Rudi Berli, un Suisse de l’étranger et maraîcher bio au Parlement fédéral
Rudi Berli fera figure d’élu atypique sous la Coupole fédérale. Le maraîcher bio, qui succédera à Nicolas Walder, deviendra le quatrième Suisse de l’étranger à siéger au Conseil national. Le Vert vit en France et travaille dans la campagne genevoise, mais ce n’est pas son unique singularité. Portrait.
Première particularité: Rudi Berli n’a que six semaines pour changer de vie. Le maraîcher de 61 ans a appris le 19 octobre, lors de l’élection du Vert Nicolas Walder au gouvernement genevois, qu’il allait lui succéder au Conseil national (Chambre basse). Il commencera à siéger le 1er décembre déjà.
Le contre-la-montre a commencé: il doit démissionner de son poste de secrétaire syndical auprès de l’organisation paysanne Uniterre, trouver un logement à Berne et diminuer son taux d’activité dans la ferme communautaire où il travaille.
Pas question cependant de troquer définitivement ses outils de maraîcher pour se fondre dans le costume de conseiller national. «Je tiens à continuer à travailler, afin de garder un contact avec le terrain et un équilibre entre travail physique et intellectuel», confie Rudi Berli, installé au soleil, à côté de serres de légumes qui se retrouveront dans les paniers livrés chaque semaine à 400 ménages genevois.
Seul un vignoble paré de couleurs d’automne sépare la ferme de la frontière française. Rudi Berli la traverse tous les jours: il vit dans la petite commune française de Pougny, à quelques centaines de mètres du territoire suisse.
Une singularité qui fait de lui le quatrième Suisse de l’étranger à siéger au Parlement fédéral. Le dernier représentant de la Cinquième Suisse sous la Coupole fédérale était l’ancien ambassadeur à Berlin Tim Guldimann. Élu en 2015, ce dernier avait jeté l’éponge après deux ans, invoquant la difficulté d’assumer son mandat à Berne tout en résidant à l’étranger. Dans les années 1990, Ruedi et Stephanie Baumann, en couple, avaient déménagé en France lors de leur dernière législature au Conseil national.
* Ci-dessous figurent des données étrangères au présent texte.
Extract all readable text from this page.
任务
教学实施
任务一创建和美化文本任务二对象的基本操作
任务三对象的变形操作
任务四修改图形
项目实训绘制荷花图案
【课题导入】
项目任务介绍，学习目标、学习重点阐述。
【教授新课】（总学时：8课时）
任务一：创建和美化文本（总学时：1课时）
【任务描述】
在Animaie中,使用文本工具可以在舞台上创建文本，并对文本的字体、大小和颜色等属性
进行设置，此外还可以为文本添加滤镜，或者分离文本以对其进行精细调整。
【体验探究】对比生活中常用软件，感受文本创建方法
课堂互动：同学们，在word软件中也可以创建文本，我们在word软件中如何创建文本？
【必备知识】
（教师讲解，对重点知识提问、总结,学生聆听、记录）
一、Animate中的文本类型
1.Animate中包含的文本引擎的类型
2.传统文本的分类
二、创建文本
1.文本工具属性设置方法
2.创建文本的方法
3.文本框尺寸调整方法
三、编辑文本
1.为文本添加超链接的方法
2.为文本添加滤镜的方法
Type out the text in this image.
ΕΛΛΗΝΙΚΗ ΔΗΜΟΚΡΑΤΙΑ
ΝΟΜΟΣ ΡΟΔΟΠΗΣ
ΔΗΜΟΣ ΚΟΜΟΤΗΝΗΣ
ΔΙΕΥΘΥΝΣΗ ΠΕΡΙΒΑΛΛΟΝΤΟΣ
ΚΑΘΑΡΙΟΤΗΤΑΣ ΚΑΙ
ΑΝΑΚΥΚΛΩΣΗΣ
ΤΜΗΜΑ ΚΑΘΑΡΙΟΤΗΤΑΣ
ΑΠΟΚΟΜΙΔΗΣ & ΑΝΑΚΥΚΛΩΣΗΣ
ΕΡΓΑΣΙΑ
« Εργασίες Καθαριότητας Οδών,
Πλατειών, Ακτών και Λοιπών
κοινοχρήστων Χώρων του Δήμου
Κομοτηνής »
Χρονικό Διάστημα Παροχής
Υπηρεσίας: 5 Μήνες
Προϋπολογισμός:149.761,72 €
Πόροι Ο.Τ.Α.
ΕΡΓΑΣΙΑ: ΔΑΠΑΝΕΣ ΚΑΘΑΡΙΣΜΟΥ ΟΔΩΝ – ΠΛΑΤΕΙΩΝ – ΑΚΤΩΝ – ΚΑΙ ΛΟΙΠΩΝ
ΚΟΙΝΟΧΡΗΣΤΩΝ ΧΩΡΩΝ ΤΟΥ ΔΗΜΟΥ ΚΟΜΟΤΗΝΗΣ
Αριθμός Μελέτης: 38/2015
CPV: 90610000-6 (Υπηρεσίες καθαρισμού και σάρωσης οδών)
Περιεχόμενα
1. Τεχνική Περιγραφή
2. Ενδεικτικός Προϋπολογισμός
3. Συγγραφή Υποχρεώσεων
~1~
Sous la Coupole, Rudi Berli compte s’engager pour défendre les intérêts de la diaspora, notamment en faveur du vote électronique. «Cela permettrait de résoudre le problème de beaucoup d’expatriés qui reçoivent leur matériel de vote après les échéances électorales», dit-il.
Frontaliers: des tensions à désamorcer
Toutefois, il se considère davantage comme un travailleur frontalier. «Je m’engage pour une gouvernance transfrontalière que ce soit à Genève, Bâle, Schaffhouse ou au Tessin, et pour le respect des droits sociaux des personnes qui vivent dans ces régions», affirme-t-il.
Ironie du sort: au sein de la délégation genevoise au Conseil national, Rudi Berli côtoiera les élus du Mouvement citoyen genevois (MCG), une formation connue pour ses prises de position contre les frontaliers.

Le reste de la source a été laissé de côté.